Production of biofuels and bio-based chemicals from lignocellulosic biomass through biorefinery is renewable and environmentally friendly, and therefore has received great attention. The major component of lignocellulose is cellulose, which can be efficiently degraded by cellulase. However, economic production of cellulase is one of the major bottlenecks for cellulosic biorefinery (Parisutham et al., 2014). Trichoderma reesei has been widely used for production of cellulase. Currently the major challenge for cellulase production from T. reesei is that expression of cellulase genes requires expensive inducers such as cellulose and lactose, and is repressed by the cellulose degradation product glucose (Lichius et al., 2014). Development of low cost process and improvement of productivity are of great interest for economic cellulase production.

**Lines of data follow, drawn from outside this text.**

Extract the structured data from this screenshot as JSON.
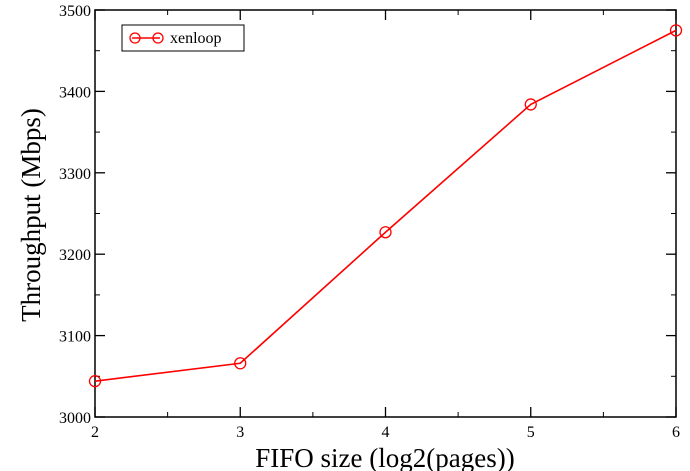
{
  "chart_data": {
    "type": "line",
    "title": "",
    "xlabel": "FIFO size (log2(pages))",
    "ylabel": "Throughput (Mbps)",
    "xlim": [
      2,
      6
    ],
    "ylim": [
      3000,
      3500
    ],
    "x_ticks": [
      2,
      3,
      4,
      5,
      6
    ],
    "y_ticks": [
      3000,
      3100,
      3200,
      3300,
      3400,
      3500
    ],
    "x_tick_labels": [
      "2",
      "3",
      "4",
      "5",
      "6"
    ],
    "y_tick_labels": [
      "3000",
      "3100",
      "3200",
      "3300",
      "3400",
      "3500"
    ],
    "grid": false,
    "legend_position": "top-left",
    "series": [
      {
        "name": "xenloop",
        "color": "#ff0000",
        "marker": "circle",
        "x": [
          2,
          3,
          4,
          5,
          6
        ],
        "y": [
          3044,
          3066,
          3227,
          3384,
          3475
        ]
      }
    ]
  }
}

Expression of cellulolytic and xylanolytic genes in T. reesei are coordinately regulated by transcription factors such as Xyr1, Ace3 and Cre1, among which Xyr1 (Xylanase regulator 1) is the key transcriptional activator (Stricker et al., 2006), whereas Cre1 is the major negative regulator mediating carbon catabolite repression (CCR). Multiple xyr1 and cre1 binding sites exist in the promoter regions of cellulase and xylanase encoding genes (Castro et al., 2014). Overexpression of xyr1 improved production of glycoside hydrolases, whereas deletion of cre1 eliminated CCR but the catabolic de-repression was not sufficient to increase glycoside hydrolases production, suggesting that hyper-production of cellulase is still inducer dependent (Nakari-Setala et al., 2009). Although in T. reesei RUT C30, the cre1 gene was truncated which results in the loss of its DNA binding ability (Seidl et al., 2008), cellulase production of this strain is still inhibited by glucose (Lichius et al., 2014). Constitutive overexpression of xyr1 has been explored previously, but cellulase activities of the recombinant strains using glucose are very low (Lv et al., 2015, Wang et al., 2013).

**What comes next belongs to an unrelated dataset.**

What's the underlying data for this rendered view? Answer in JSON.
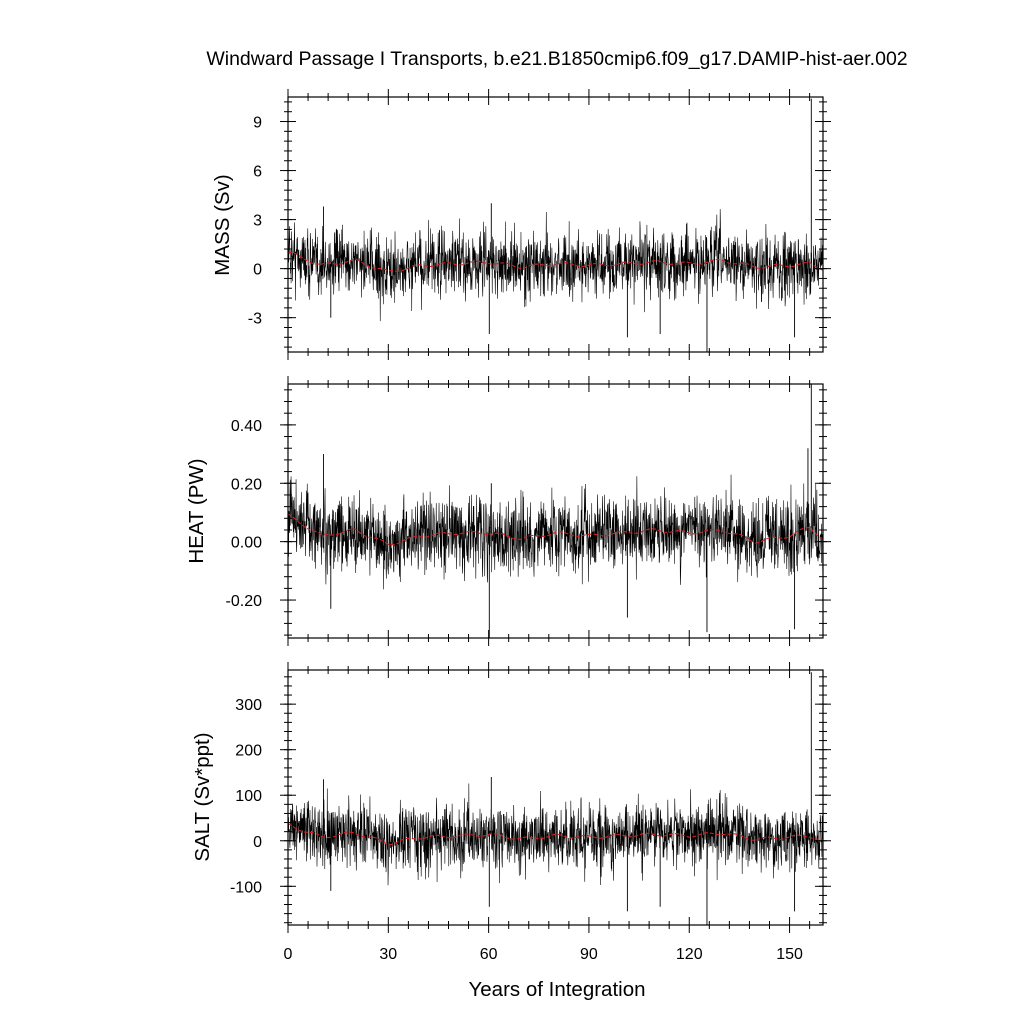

It was reported a chimeric transcription activator can bind to the target DNA binding domains and regulate gene expression (Su et al., 2009). Here we designed a novel chimeric transcription activator containing the Cre1 DNA-binding domain, together with the Xyr1 DNA-binding domain and effector domain, and investigated effect of this artificial transcription factor on cellulase production of T. reesei RUT C30. We reason that constitutive expression of this artificial transcription activator in T. reesei RUT C30 can lead to improved cellulase production.